At least with Fishback, I got to see her at home taking care of a sick mother, at school being bullied by a teacher that makes Mr. Frond look competent and actually showing me her dreams to become a rapper. And let me just take a moment to say, when Fishback does her freestyle rapping in "Project Power," it's one of my favorite parts. When she's in the classroom, when she's at the vet, the words she spits are pure fire, and it was nothing short of a pleasure to see.

So while these actors get the job done, I feel like they could have really taken this movie from decent to superb if they were given a little more development.

The weakest part of "Project Power," is undoubtedly the villain ... because there isn't one, not really. Sure, there are evil drug dealers, generic henchmen, and a menacing guy with a beard, none of whom I remember well. At the end, there's this woman named Dr. Gardner (Amy Landecker) who is some sort of nefarious scientist running experiments on Art's daughter.

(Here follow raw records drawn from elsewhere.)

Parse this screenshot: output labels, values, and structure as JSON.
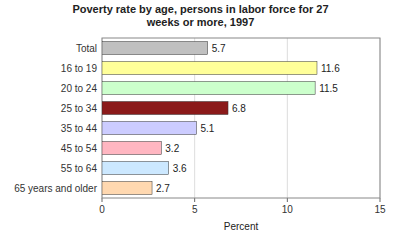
{
  "chart_data": {
    "type": "bar",
    "orientation": "horizontal",
    "title": "Poverty rate by age, persons in labor force for 27\nweeks or more, 1997",
    "categories": [
      "Total",
      "16 to 19",
      "20 to 24",
      "25 to 34",
      "35 to 44",
      "45 to 54",
      "55 to 64",
      "65 years and older"
    ],
    "values": [
      5.7,
      11.6,
      11.5,
      6.8,
      5.1,
      3.2,
      3.6,
      2.7
    ],
    "colors": [
      "#c0c0c0",
      "#ffff99",
      "#ccffcc",
      "#8b1a1a",
      "#ccccff",
      "#ffb6c1",
      "#cce8ff",
      "#ffd8b0"
    ],
    "xlabel": "Percent",
    "xlim": [
      0,
      15
    ],
    "xticks": [
      0,
      5,
      10,
      15
    ],
    "grid": true,
    "data_labels": true
  }
}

None of them had much screen time.

Somewhere between the cool superpowers and three characters driving around New Orleans getting into fights and shootouts, the movie forgot to give me an established villain. I couldn't really point to one individual and say, "That's them. That's the head honcho antagonist." None of the bad guys get any development, and that's a big problem.

I wrote about how the main villain in "The Old Guard" was just a generic corporate guy with a lot of money, but at least I could point to him and say, "Bad guy." Easy enough. In "Project Power," I can't even do that. Talk about some sloppy writing. Now I'm a little nervous because the writer for "Project Power" (Mattson Tomlin) is also helping to write "The Batman." Let's hope he does a better job there, or I'll wish Warner Bros. had gone with Ben Affleck's original script.

One very pleasant surprise is the cinematography. There are some wildly creative shots in "Project Power." Michael Simmonds did a great job on the camera work, and it's constant throughout the movie, popping up here and there with shots that just made me smile and mutter, "Nice."

The best example comes when a woman is put inside a tank with thick glass and given one of the superpower pills. She manifests ice powers, but things start to go wrong when the heater in the tank malfunctions, causing her body temperature to plummet, and her flesh to crystallize. On the outside of the tank, I could hear Art and Frank fighting for their lives against armed drug dealers. But the fight is shot from inside the tank, just behind the girl slowly freezing to death.

And it's not a static shot, the camera follows along the glass in the circular tank as Frank and Art continue to fight, popping in and out of frame, along with those generic henchmen I wrote about a few paragraphs up. It's just a great scene.